Por outro lado, de acordo com Abreu, assim que terminou a proibição de se imprimir
publicações no Brasil, que vigorou até 1808, alguns livreiros, como o francês Paul Martin,
começaram a publicar livros no Brasil e exportá-los para Portugal - onde a família de livreiros
franceses Martin também possuía uma livraria -, que desempenhou um importante papel no
processo de integração literária entre os países por meio das traduções.
Como a grande referência no século 19, a França traduzia na época obras de todo o planeta para
o francês, que era a língua que o mundo inteiro lia e partir da qual os países faziam as traduções
para seus idiomas oficiais.
Ao perceber que uma determinada obra lançada na França fez sucesso, os portugueses logo
tratavam de traduzi-la para a língua portuguesa e a enviavam para o Brasil, possibilitando que
não só as elites, que liam francês, pudessem ter acesso à obra.
“O Brasil era a filial de muitos livreiros de Portugal, que eram muito ativos e traduziam muito
rapidamente livros e impressos e enviavam para cá”, disse Abreu.
“Mas não eram só os brasileiros que esperavam o que os estrangeiros mandavam para cá. Os
estrangeiros também esperavam o que o Brasil mandava para o exterior”, ressaltou a
pesquisadora.
“A gente aprende que a França influencia culturalmente Portugal, que por sua vez influencia o
Brasil, e que a influência cultural se esgota aqui. Mas temos observado que também há livros e
impressos que saíram do Brasil e foram para estes países e que as trocas entre eles eram
desiguais, mas recíprocas”, disse Abreu.
A primeira história da literatura brasileira, por exemplo, foi escrita pelo francês Ferdinand
Denis (1798-1890), que publicou em 1826 um livro na França intitulado O resumo da história
literária do Brasil.
“Nós vimos que essas conexões entre o Brasil e outros países já existiam muito antes e que não
havia a ideia de atraso, de dependência e de influência cultural, que não estão bem colocadas”,
disse Abreu.
“Não que o Brasil fosse o centro do universo no século 19. Mas não era tão ruim como estamos
acostumados a pensar, e o país estava sincronizado com outros no tempo, do ponto de vista da
leitura”, afirmou a pesquisadora.
De acordo com Abreu, um dos fatores que contribuem para essa falsa percepção do atraso
cultural do Brasil em relação ao mundo é que se costuma pensar que economia e cultura são
indissociáveis.
Como o país não era economicamente desenvolvido no século 19, se pressupunha que sua
cultura também era atrasada e fortemente dependente e influenciada por outros países.
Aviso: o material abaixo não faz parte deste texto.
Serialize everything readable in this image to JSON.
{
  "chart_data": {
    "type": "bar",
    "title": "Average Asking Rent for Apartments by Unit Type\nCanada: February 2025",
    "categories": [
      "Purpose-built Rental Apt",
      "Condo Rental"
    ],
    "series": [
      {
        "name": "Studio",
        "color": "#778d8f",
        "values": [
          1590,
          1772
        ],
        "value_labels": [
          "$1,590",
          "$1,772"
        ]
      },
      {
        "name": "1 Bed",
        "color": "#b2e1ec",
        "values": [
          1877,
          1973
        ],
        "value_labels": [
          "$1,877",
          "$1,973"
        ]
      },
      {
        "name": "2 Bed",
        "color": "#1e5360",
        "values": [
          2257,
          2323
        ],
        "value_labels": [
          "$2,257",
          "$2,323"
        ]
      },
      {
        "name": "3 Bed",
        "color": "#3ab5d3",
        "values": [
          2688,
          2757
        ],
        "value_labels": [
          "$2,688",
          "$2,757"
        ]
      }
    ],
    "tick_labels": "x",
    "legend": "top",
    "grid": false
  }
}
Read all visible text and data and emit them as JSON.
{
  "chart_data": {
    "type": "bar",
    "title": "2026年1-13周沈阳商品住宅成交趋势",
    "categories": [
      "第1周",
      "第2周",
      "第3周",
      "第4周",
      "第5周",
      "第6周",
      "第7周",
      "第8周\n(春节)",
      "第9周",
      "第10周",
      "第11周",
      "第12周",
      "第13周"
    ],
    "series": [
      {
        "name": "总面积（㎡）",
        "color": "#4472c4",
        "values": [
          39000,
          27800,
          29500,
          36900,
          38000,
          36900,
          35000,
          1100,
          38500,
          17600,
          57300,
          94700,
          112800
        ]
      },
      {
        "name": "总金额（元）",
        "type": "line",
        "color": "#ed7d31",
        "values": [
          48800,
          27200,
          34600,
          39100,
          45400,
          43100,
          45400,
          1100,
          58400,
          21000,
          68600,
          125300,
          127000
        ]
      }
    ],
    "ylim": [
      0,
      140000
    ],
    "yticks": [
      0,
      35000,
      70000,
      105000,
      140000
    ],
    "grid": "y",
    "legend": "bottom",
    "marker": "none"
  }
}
“Uma das conclusões preliminares importantes deste projeto de pesquisa é que a economia e a
cultura não são tão casadas assim. No mesmo país em que havia escravos e era economicamente
dependente, circulavam livros que eram lidos ao mesmo tempo aqui e em Paris”, disse Abreu.
Continuidade da pesquisa
A pesquisa está sendo realizada em bibliotecas, além de em arquivos dos editores, comerciais e
de polícia do Brasil e dos três outros países participantes do projeto, em que é possível analisar,
por exemplo, os contratos comerciais de livreiros realizados com brasileiros e quais editores se
instalaram no país.
De acordo com Abreu, o projeto deve ganhar maior impulso agora, após a realização da Escola
São Paulo de Estudos Avançados sobre a Globalização da Cultura no século 19, que
ocorreu no final de agosto no IEL e Universidade de São Paulo (USP), com apoio da FAPESP.